È panico tra i cannabis shop romani all’indomani della sentenza della Corte Suprema di Cassazione che ha stabilito, con un dispositivo poco chiaro e che ha lasciato margine di interpretazione alle procure, lo stop alla vendita della cannabis light e di tutti i prodotti basati sulle infiorescenze.
Le reazioni dettate dal panico e le prime chiusure volontarie
Le reazioni dei piccoli imprenditori in questione non si sono fatte attendere e così abbiamo cercato di misurarle su un campione di 50 rivendite romane. Ebbene, circa il 65% dei cannabis shop della Capitale è in preda al panico e ha ritirato dalla vendita tutti i prodotti derivati da: “foglie, infiorescenze, olio, resina ottenuti dalla coltivazione” e attendono gli sviluppi dell’intera vicenda con ansia subendo nel contempo un ingente danno economico. Sì perché questo tipo di articoli costituisce più del 70% del fatturato di ogni singolo store.
Chiusi per precauzione anche i distributori automatici, e il malumore generalizzato caratterizza anche chi, con coraggio, continua la propria attività quasi come se niente fosse: “Dovremmo chiudere immediatamente se ritirassimo i prodotti derivati dalle infiorescenze dal commercio“, ci dice la maggior parte dei ‘resistenti’: “noi non vendiamo droga, pensiamo di essere dalla parte del giusto, quindi procediamo con la nostra attività“.
Una buona fetta di negozi, addirittura, ha chiuso di propria volontà in attesa di capire meglio gli sviluppi dell’intera vicenda, magari con la pubblicazione delle motivazioni della sentenza della Suprema Corte del 30 maggio scorso: “Noi abbiamo addirittura abbassato le saracinesche, ci prendiamo una vacanza forzata per qualche giorno, non vogliamo problemi” ci dicono i titolari dello Shock House. E ancora: “L’avvocato ci ha consigliato di chiudere precauzionalmente” raccontano dal Druido Hemp Shop che non è l’unica attività ad aver consultato i propri legali.

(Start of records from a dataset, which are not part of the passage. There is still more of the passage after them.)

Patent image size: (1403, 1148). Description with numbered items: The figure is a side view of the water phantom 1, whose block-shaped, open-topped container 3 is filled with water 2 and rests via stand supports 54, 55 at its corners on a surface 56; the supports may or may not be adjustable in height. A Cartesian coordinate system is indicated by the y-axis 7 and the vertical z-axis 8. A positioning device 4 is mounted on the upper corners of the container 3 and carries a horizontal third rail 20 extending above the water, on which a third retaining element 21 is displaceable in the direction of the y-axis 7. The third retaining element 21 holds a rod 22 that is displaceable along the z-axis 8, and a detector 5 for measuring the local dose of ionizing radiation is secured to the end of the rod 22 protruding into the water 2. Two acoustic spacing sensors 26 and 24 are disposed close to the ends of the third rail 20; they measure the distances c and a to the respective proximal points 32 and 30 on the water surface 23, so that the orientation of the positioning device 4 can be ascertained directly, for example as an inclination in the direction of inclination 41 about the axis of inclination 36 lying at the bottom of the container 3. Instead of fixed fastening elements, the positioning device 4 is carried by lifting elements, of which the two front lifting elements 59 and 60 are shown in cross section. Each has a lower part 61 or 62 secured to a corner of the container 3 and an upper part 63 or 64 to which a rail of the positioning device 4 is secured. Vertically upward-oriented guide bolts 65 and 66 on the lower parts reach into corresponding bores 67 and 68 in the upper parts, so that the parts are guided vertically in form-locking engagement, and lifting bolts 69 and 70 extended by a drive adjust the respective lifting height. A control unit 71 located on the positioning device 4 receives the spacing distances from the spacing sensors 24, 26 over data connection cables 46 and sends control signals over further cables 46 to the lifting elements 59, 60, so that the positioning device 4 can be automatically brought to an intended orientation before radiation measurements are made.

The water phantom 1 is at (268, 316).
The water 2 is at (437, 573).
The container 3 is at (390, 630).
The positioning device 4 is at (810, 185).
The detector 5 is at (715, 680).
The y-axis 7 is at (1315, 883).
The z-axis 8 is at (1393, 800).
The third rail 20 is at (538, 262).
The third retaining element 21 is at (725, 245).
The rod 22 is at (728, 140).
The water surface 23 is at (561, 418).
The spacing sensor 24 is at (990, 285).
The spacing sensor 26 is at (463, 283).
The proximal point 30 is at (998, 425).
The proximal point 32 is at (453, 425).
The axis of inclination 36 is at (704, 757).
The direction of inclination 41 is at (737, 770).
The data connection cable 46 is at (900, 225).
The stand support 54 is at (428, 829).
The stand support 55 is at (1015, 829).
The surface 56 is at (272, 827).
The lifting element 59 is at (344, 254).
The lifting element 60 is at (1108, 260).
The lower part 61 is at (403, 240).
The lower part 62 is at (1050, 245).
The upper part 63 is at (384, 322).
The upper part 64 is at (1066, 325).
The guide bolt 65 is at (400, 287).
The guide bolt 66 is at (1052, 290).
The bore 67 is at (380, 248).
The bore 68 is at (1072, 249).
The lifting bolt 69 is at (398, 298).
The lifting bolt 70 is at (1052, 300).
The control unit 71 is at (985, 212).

Oltre a questi ha abbassato le saracinesche il Greenova Shop e a Colli Aniene anche Smell Italia sta meditando di sospendere l’attività.
Le storie di chi si sente sulla via del fallimento
Non mancano già alcuni casi che hanno del drammatico: “Io curo tutto il processo di produzione di cannabis light, dalla coltivazione alla vendita“, racconta il responsabile di R-evolution plant nel quartiere Alessandrino: “Tre anni fa ho investito in questo settore più di 50mila euro, ho moglie e figli e adesso sono rovinato“.
Il 16 maggio scorso, invece, prima ancora della sentenza della Cassazione ma pochi giorni dopo la ‘direttiva Salvini‘, il cannabis shop ‘Mezz’etto’ ha subito un maxi sequestro di cannabis light del valore di circa 1500 euro, di uno stock di birre aromatizzate e addirittura di una partita di cartine. Dice il titolare Claudio Capitani: “Io grazie al cielo ho anche una oreficeria, ma se avessi avuto soltanto il cannabis shop sarei fallito. Il contenuto di thc delle infiorescenze sequestrate è stato appurato essere poco sopra lo 0,2 percento ma nonostante ciò mi hanno inflitto una sanzione di più di duemila euro e la stessa sorte stava per capitare a mia nuora che ha un’altra rivendita nel quartiere Talenti“. Il danno economico per la Capitale e in tutta Italia non è ancora stato stimato ma ci si aspettano numeri preoccupanti e il Coordinamento Nazionale Canapa Sativa Italia sta lavorando ai primi dati.
L’appello degli imprenditori e delle imprenditrici del settore
Intanto gli imprenditori e le imprenditrici del settore hanno lanciato un appello e si sono dati appuntamento il prossimo 11 giugno a Roma in via Molise presso il Mise: “Chiediamo la partecipazione di tutti, produttori, rivenditori e consumatori, mercoledì 11 maggio a Roma alle ore 11.00. Un presidio pacifico ma rumoroso che vuole richiamare l’attenzione sull’ingiustizia che si sta consumando nei confronti di centinaia di operatori che vedono polverizzarsi risparmi e investimenti fatti negli ultimi due anni” scrivono nel loro comunicato.